Pour l’heure, Trump se sert de Riyad dans sa politique de mise à genoux des mollahs iraniens et notamment dans ses négociations du « deal du siècle » concernant le conflit israélo-palestinien. Les Saoudiens étant les seuls et derniers soutiens réels de l’Autorité palestinienne et les seuls à avoir encore, grâce à l’argent, une certaine influence sur Mahmoud Abbas. Au passage, et ce n’est pas rien, n’oublions pas que, si j’ose dire, Trump en profite toujours pour les faire cracher au bassinet (cf. les milliards de dollars d’achats d’armes américaines par Riyad). Tout en prenant soin de rappeler au roi Salman, comme il l’aurait fait dernièrement avec son tact légendaire, que les Saoud ne doivent finalement leur survie qu’à la protection américaine !

Au delà des Etats-Unis, les relations saoudiennes sont tendues avec de nombreux pays occidentaux, à commencer par le Canada, mais aussi certains pays européens. Cette inimitié grandissante, fondée principalement sur une critique des manquements aux droits de l'Homme, peut-elle avoir des conséquences pour l'Arabie Saoudite ?
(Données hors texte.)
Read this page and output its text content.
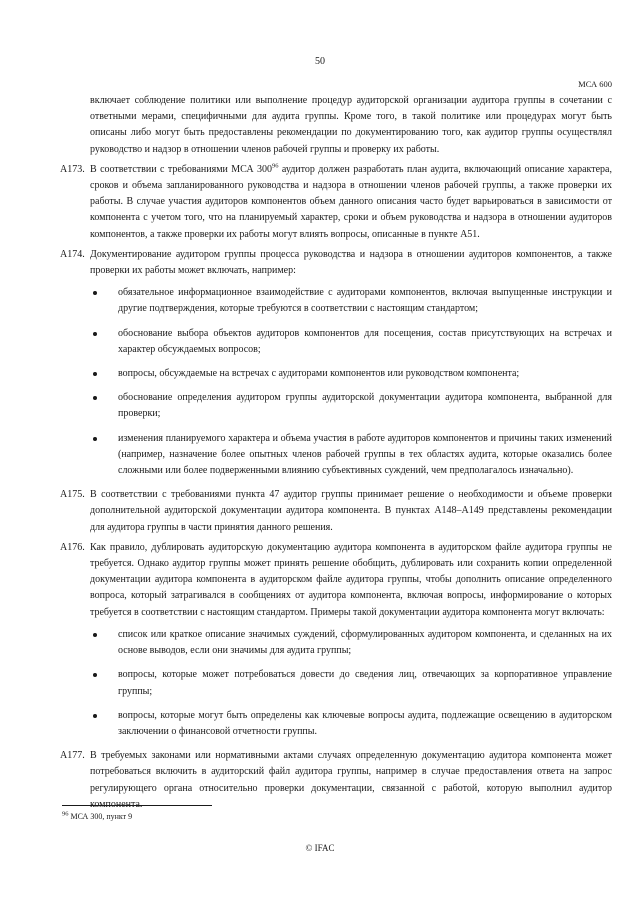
50
МСА 600

включает соблюдение политики или выполнение процедур аудиторской организации аудитора группы в сочетании с ответными мерами, специфичными для аудита группы. Кроме того, в такой политике или процедурах могут быть описаны либо могут быть предоставлены рекомендации по документированию того, как аудитор группы осуществлял руководство и надзор в отношении членов рабочей группы и проверку их работы.

A173. В соответствии с требованиями МСА $300^{96}$ аудитор должен разработать план аудита, включающий описание характера, сроков и объема запланированного руководства и надзора в отношении членов рабочей группы, а также проверки их работы. В случае участия аудиторов компонентов объем данного описания часто будет варьироваться в зависимости от компонента с учетом того, что на планируемый характер, сроки и объем руководства и надзора в отношении аудиторов компонентов, а также проверки их работы могут влиять вопросы, описанные в пункте A51.

A174. Документирование аудитором группы процесса руководства и надзора в отношении аудиторов компонентов, а также проверки их работы может включать, например:

обязательное информационное взаимодействие с аудиторами компонентов, включая выпущенные инструкции и другие подтверждения, которые требуются в соответствии с настоящим стандартом;

обоснование выбора объектов аудиторов компонентов для посещения, состав присутствующих на встречах и характер обсуждаемых вопросов;

вопросы, обсуждаемые на встречах с аудиторами компонентов или руководством компонента;

обоснование определения аудитором группы аудиторской документации аудитора компонента, выбранной для проверки;

изменения планируемого характера и объема участия в работе аудиторов компонентов и причины таких изменений (например, назначение более опытных членов рабочей группы в тех областях аудита, которые оказались более сложными или более подверженными влиянию субъективных суждений, чем предполагалось изначально).

A175. В соответствии с требованиями пункта 47 аудитор группы принимает решение о необходимости и объеме проверки дополнительной аудиторской документации аудитора компонента. В пунктах A148–A149 представлены рекомендации для аудитора группы в части принятия данного решения.

A176. Как правило, дублировать аудиторскую документацию аудитора компонента в аудиторском файле аудитора группы не требуется. Однако аудитор группы может принять решение обобщить, дублировать или сохранить копии определенной документации аудитора компонента в аудиторском файле аудитора группы, чтобы дополнить описание определенного вопроса, который затрагивался в сообщениях от аудитора компонента, включая вопросы, информирование о которых требуется в соответствии с настоящим стандартом. Примеры такой документации аудитора компонента могут включать:

список или краткое описание значимых суждений, сформулированных аудитором компонента, и сделанных на их основе выводов, если они значимы для аудита группы;

вопросы, которые может потребоваться довести до сведения лиц, отвечающих за корпоративное управление группы;

вопросы, которые могут быть определены как ключевые вопросы аудита, подлежащие освещению в аудиторском заключении о финансовой отчетности группы.

A177. В требуемых законами или нормативными актами случаях определенную документацию аудитора компонента может потребоваться включить в аудиторский файл аудитора группы, например в случае предоставления ответа на запрос регулирующего органа относительно проверки документации, связанной с работой, которую выполнил аудитор компонента.

$^{96}$ МСА 300, пункт 9
© IFAC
Je crois qu’il ne faut pas trop rêver. Vous savez, que cela nous plaise ou non, en relations internationales, et plus que jamais aujourd’hui, et d’autant plus dans la région, ce sont les rapports de force qui prévalent. Sans oublier bien sûr le commerce. Les Saoudiens se foutent royalement, comme de leur premier Chemagh (le foulard bédouin), des tensions avec le Canada ou certains pays scandinaves qui ont, il est vrai, courageusement protesté contre le royaume et ses atteintes aux droits de l’Homme et sa guerre au Yémen. Sérieusement, que pèse la communauté internationale, à supposer qu’elle existe ? L’Onu ? L’Europe ? Pas grand-chose. Les condamnations internationales (surtout verbales) ont-elles mis fin aux massacres auxquels se livre l’armée saoudienne au Yémen depuis 2015 ? Clairement non. Prenons l’exemple de la France. Lorsque le Président Macron a justement été interrogé sur l’affaire Khashoggi, on a très bien pu sentir sa gêne... Pourquoi ? Car depuis des années la France est paralysée par sa politique commerciale avec les pays du Golfe. Je vous rappelle que des armes et des munitions françaises sont actuellement utilisées au Yémen par les forces saoudiennes… C’est cette même diplomatie économique, si chère à certains responsables français, qui nous oblige dans la région à suivre encore, malheureusement, la ligne de Riyad. Celle-ci est pourtant le plus souvent à l’opposé de nos propres intérêts stratégiques et sécuritaires (Syrie, Liban…), tout en nous faisant perdre tout crédit et respect. Du côté de Paris, il y aura sûrement des protestations officielles, mais il suffira que les Saoudiens froncent les sourcils et menacent de ne plus signer de contrats, qui pour certains attendent déjà depuis des années d’être parafés, pour que le silence se fasse sur les rives de la Seine au sujet de la disparition de Khashoggi…  Nous avons trop peur de perdre les dernières miettes commerciales que veut bien nous laisser le complexe militaro-industriel américain dans la région. C’est triste et pathétique, mais c’est comme ça.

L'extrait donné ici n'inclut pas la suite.